At Crady's Eclectic Cuisine in Conway, owner Barbara Whitley is well-known for making tasty desserts.
She takes pride that her cookies are baked with locally-grown figs, and her pies with local peaches.
"I'm always excited when I can get fresh food, fresh fruit, fresh produce. The fresher, the better," Whitley said.
The Clemson University Extension Service is looking to help people like Whitley, by studying the feasibility of creating a food hub for Horry County in Conway.
It would be something like a large-scale farmers' market, a clearinghouse aimed more at restaurants and grocery stores than consumers.

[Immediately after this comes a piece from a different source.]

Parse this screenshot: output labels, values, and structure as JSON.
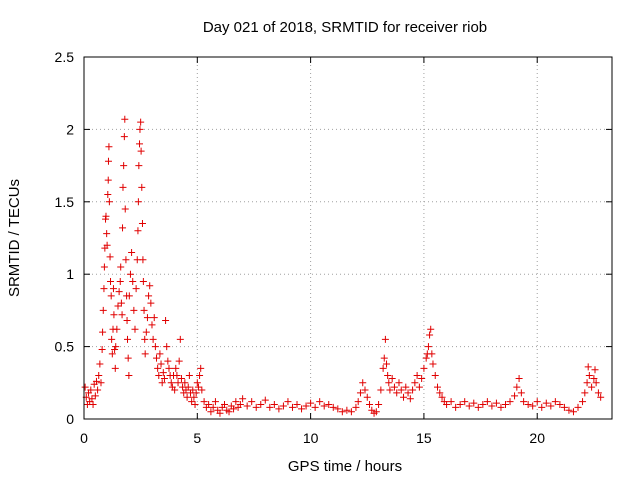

"Markets are retail, food hubs are largely wholesale," explained Clemson Extension Agent Blake Lanford, who helped produce the study.
Lanford says the general public wouldn't be left out of the food hub. He imagines a retail market with a wholesale element included.
"Something that has entertainment space and a demonstration kitchen or a light-scale commercial kitchen. We envision a little bit more uses out of Conway," he said.
Whitley has good reason to be enthused about the food hub concept.
While the pastries at her restaurant look, smell and taste great, she says coming up with all the ingredients from different farmers in different places can be tricky.
"So I think when we get the clearinghouse, then the restaurateur can call the hub and say, 'What do you have today?'" said Whitley.
Lanford says the food hub idea is catching on around the state.
The challenge will be coming up with seed money, manpower and grants, possibly from the USDA, to get one started in Horry County.
"I think it's going to ultimately come down to who steps up first and invests the resources and the time in creating that business model that's going to work," Lanford said.
Lanford thinks it could take a half-million dollars and maybe three years to get a food hub going in Conway.
He says Columbia, Greenville and other cities are studying the concept, but so far the state's only food hub is in Charleston.